Directrice déléguée de l’Urssaf Caisse nationale, Sophie Patout a pu évoluer au sein de l’Institution, tout en investissant sa vie parentale. Pour #Leaddersauféminin, elle se confie sans angélisme sur son parcours et son attachement au réseau Sécu, qui lui a permis d’exercer des fonctions diverses et porteuses de sens.
Vous êtes sortie de l’Ecole nationale Supérieure de Sécurité sociale (EN3S) en 2005. 18 ans plus tard, vous êtes Directrice déléguée de l’Urssaf Caisse nationale.

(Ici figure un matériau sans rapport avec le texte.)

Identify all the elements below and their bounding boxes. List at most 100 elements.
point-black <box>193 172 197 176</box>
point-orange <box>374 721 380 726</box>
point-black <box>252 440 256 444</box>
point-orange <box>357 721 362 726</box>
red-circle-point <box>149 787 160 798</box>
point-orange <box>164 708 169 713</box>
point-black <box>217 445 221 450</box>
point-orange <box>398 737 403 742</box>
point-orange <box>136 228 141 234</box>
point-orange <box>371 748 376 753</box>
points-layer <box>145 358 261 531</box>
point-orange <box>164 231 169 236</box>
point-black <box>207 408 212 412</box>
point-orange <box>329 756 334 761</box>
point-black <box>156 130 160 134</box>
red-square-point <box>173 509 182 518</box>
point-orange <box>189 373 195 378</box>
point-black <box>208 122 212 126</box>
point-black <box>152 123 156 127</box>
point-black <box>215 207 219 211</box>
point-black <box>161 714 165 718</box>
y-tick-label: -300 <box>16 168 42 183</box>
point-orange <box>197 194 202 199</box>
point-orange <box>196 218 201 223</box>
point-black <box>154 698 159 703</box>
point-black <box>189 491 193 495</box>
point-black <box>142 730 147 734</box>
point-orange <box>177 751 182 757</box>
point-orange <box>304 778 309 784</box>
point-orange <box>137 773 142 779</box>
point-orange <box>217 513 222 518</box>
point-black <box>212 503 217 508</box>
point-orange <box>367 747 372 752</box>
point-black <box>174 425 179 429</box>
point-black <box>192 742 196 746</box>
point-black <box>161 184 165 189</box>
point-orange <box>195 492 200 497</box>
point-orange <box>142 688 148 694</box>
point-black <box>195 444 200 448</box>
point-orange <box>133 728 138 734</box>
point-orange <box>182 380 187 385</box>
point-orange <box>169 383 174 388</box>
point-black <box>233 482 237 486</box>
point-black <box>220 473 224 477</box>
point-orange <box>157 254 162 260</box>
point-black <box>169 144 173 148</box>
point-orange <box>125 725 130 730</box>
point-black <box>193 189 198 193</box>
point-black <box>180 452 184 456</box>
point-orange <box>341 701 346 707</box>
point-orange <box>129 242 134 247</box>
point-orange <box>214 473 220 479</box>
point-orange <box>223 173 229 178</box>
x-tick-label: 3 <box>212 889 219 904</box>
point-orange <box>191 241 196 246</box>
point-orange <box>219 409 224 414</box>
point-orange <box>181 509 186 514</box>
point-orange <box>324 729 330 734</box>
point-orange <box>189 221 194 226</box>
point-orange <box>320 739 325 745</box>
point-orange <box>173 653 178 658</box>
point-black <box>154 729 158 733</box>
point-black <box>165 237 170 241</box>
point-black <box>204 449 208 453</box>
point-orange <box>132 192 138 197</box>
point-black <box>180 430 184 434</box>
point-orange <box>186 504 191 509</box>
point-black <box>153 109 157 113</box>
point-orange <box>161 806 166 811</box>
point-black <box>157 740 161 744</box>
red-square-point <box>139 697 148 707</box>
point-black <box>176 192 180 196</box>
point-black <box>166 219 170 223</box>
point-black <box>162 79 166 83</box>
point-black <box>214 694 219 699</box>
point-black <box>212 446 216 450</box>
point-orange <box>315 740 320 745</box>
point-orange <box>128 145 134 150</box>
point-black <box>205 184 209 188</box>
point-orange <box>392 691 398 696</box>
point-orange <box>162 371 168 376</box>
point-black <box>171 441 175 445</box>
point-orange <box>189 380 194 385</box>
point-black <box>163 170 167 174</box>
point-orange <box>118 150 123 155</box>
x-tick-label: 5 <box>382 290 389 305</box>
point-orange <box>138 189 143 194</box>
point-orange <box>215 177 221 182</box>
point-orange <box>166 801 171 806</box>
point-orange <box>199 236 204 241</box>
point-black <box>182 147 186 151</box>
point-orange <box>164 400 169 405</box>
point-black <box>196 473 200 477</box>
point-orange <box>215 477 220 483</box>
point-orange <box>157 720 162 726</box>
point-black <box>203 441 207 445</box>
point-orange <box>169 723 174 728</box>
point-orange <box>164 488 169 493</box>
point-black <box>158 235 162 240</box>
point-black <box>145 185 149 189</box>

Aviez-vous ce plan de carrière en tête dès vos études ?
Je n’avais pas d’objectif aussi précis en tête, non (rires). En revanche, j’ai eu envie assez tôt d’exercer des fonctions à responsabilités, de participer à la dimension stratégique d’une institution publique. Je viens du Nord, de Douai, et j’ai eu un parcours assez classique.
J’ai débarqué à 17 ans, seule à Paris, pour faire l’école de mes rêves : Sciences Po. J’avais déjà envie d’intégrer le service public, c’est sûrement lié à mon éducation, car mes parents travaillaient dans ce secteur. En plus de ma formation à Sciences Po, j’ai suivi un DEA de finances publiques à la Sorbonne, puis je me suis préparée assez naturellement aux concours des services publics. À ma sortie de l’EN3S, j’ai eu la chance de réaliser un stage à l’Urssaf de Paris, et j’ai démarré ma carrière dans la branche recouvrement. Je dis souvent en plaisantant que j’ai quasiment fait le tour des fonctions dans cette Urssaf : pilotage du contrôle des cotisants, gestion de la production, responsable de plateforme téléphonique, DRH…
« À 25 ans, je ne soupçonnais absolument pas la diversité des possibilités pour les agents de direction (ADD). »
Justement, est-ce cette diversité des métiers et des fonctions qui vous a séduite lorsque vous avez intégré la Sécurité sociale ?
Tout à fait, quand j’ai découvert le fonctionnement de l’Institution à 25 ans, je ne soupçonnais absolument pas la diversité des possibilités pour les agents de direction (ADD). Il y a tellement de métiers différents, il y en a pour tous les profils et toutes les appétences, c’est une vraie chance, et c’est aussi cela qui fait tout l’intérêt de l’EN3S. Je connais peu d’environnements où l’on peut passer d’un management de production, par exemple, à des fonctions RH, avec un vrai accompagnement.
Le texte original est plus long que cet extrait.